I tried booting a kvm-machine using libvirt/virsh. Works fine with IDE-disks, but fails if you configure the primary disk to use virtio. To what I've found on the net, it should be possible to boot from a virtio-disk when the "extboot"-option-rom is used. However there seems to be no way to pass an option-rom-parameter using a libvirt-managed configuration (or to use any existing parameter as a workaround). Afaik using virtio instead of ide should offer a fairly good performance-improvement. And my RHEL-guest seems to recognise virtio fine out of the box - if just the bios would try to cleanly boot from the virtio-disk.

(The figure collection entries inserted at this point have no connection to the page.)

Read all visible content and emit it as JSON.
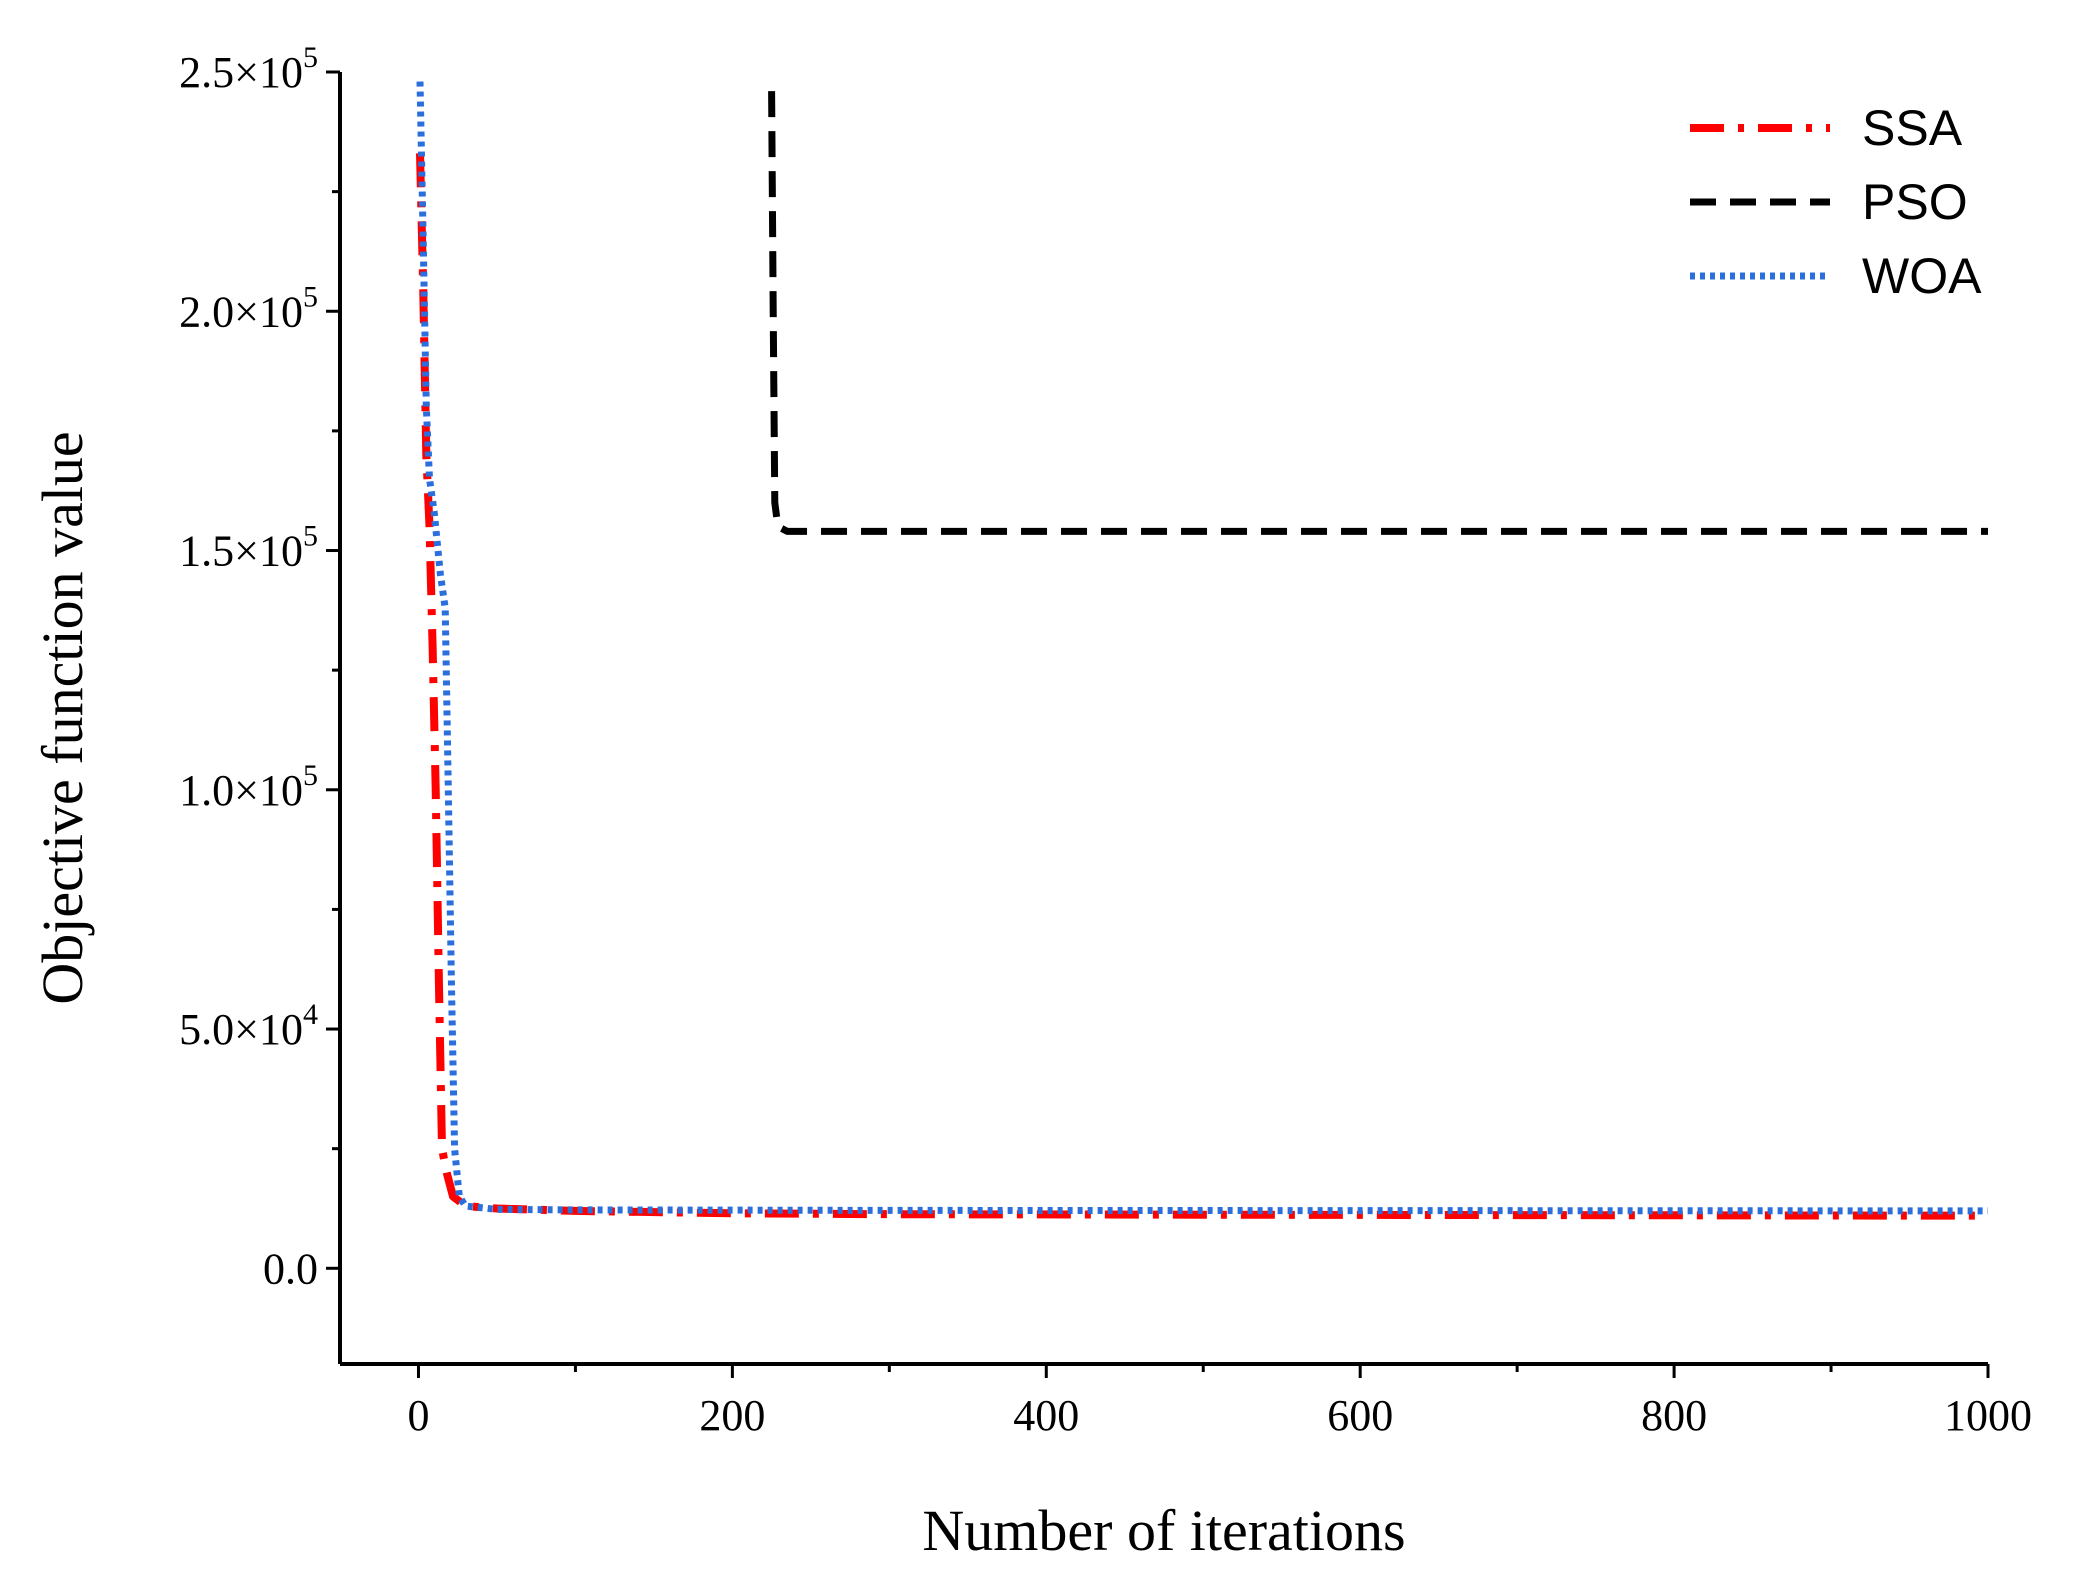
{
  "chart_data": {
    "type": "line",
    "xlabel": "Number of iterations",
    "ylabel": "Objective function value",
    "xlim": [
      -50,
      1000
    ],
    "ylim": [
      -20000,
      250000
    ],
    "x_ticks": [
      0,
      200,
      400,
      600,
      800,
      1000
    ],
    "x_tick_labels": [
      "0",
      "200",
      "400",
      "600",
      "800",
      "1000"
    ],
    "y_ticks": [
      {
        "value": 0,
        "mantissa": "0.0",
        "exp": ""
      },
      {
        "value": 50000,
        "mantissa": "5.0×10",
        "exp": "4"
      },
      {
        "value": 100000,
        "mantissa": "1.0×10",
        "exp": "5"
      },
      {
        "value": 150000,
        "mantissa": "1.5×10",
        "exp": "5"
      },
      {
        "value": 200000,
        "mantissa": "2.0×10",
        "exp": "5"
      },
      {
        "value": 250000,
        "mantissa": "2.5×10",
        "exp": "5"
      }
    ],
    "grid": false,
    "legend_position": "top-right",
    "series": [
      {
        "name": "SSA",
        "color": "#ff0000",
        "style": "dash-dot",
        "points": [
          [
            1,
            233000
          ],
          [
            3,
            205000
          ],
          [
            5,
            170000
          ],
          [
            7,
            155000
          ],
          [
            9,
            130000
          ],
          [
            11,
            100000
          ],
          [
            13,
            60000
          ],
          [
            15,
            25000
          ],
          [
            18,
            20000
          ],
          [
            22,
            15000
          ],
          [
            30,
            13000
          ],
          [
            50,
            12500
          ],
          [
            100,
            12000
          ],
          [
            200,
            11500
          ],
          [
            300,
            11300
          ],
          [
            500,
            11200
          ],
          [
            1000,
            11000
          ]
        ]
      },
      {
        "name": "PSO",
        "color": "#000000",
        "style": "dash",
        "points": [
          [
            225,
            246000
          ],
          [
            226,
            200000
          ],
          [
            227,
            160000
          ],
          [
            229,
            155000
          ],
          [
            235,
            154000
          ],
          [
            1000,
            154000
          ]
        ]
      },
      {
        "name": "WOA",
        "color": "#2a6fdb",
        "style": "dot",
        "points": [
          [
            1,
            248000
          ],
          [
            3,
            215000
          ],
          [
            5,
            180000
          ],
          [
            7,
            165000
          ],
          [
            10,
            158000
          ],
          [
            14,
            145000
          ],
          [
            17,
            138000
          ],
          [
            19,
            100000
          ],
          [
            21,
            60000
          ],
          [
            23,
            25000
          ],
          [
            26,
            15000
          ],
          [
            30,
            13000
          ],
          [
            50,
            12300
          ],
          [
            100,
            12200
          ],
          [
            300,
            12100
          ],
          [
            1000,
            12000
          ]
        ]
      }
    ]
  }
}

It isn't neccessary to set any -option-rom parameter. QEMU will automatically load extboot.bin when needed. If this isn't happening, then there's a bug in some other part of the stack. Please provide details of the actual problem you are having booting with Virtio
Output is: Options: apmbios pcibios eltorito rombios32 [...] Booting from hard disk Boot failed: Could not read the boot disk FATAL: No bootable device When I attach a secondary partition via virtio (not the boot-partiton) that appears fine in my RHEL-guest. So I assume qemu trying to boot without extboot might be the problem. But I don't know how to pursuade it to do so :-)
If you are still hitting this problem, can you provide the guest XML configuration from 'virsh dumpxml GUESTNAME', and the associated log file from the time you attempt to start this. ie /var/log/libvirt/qemu/$GUEST.log
sorry, can't retest that in my current environment anymore
Ok, closing on the basis that I know virtio booting works in general now - all our guests default to virtio these days.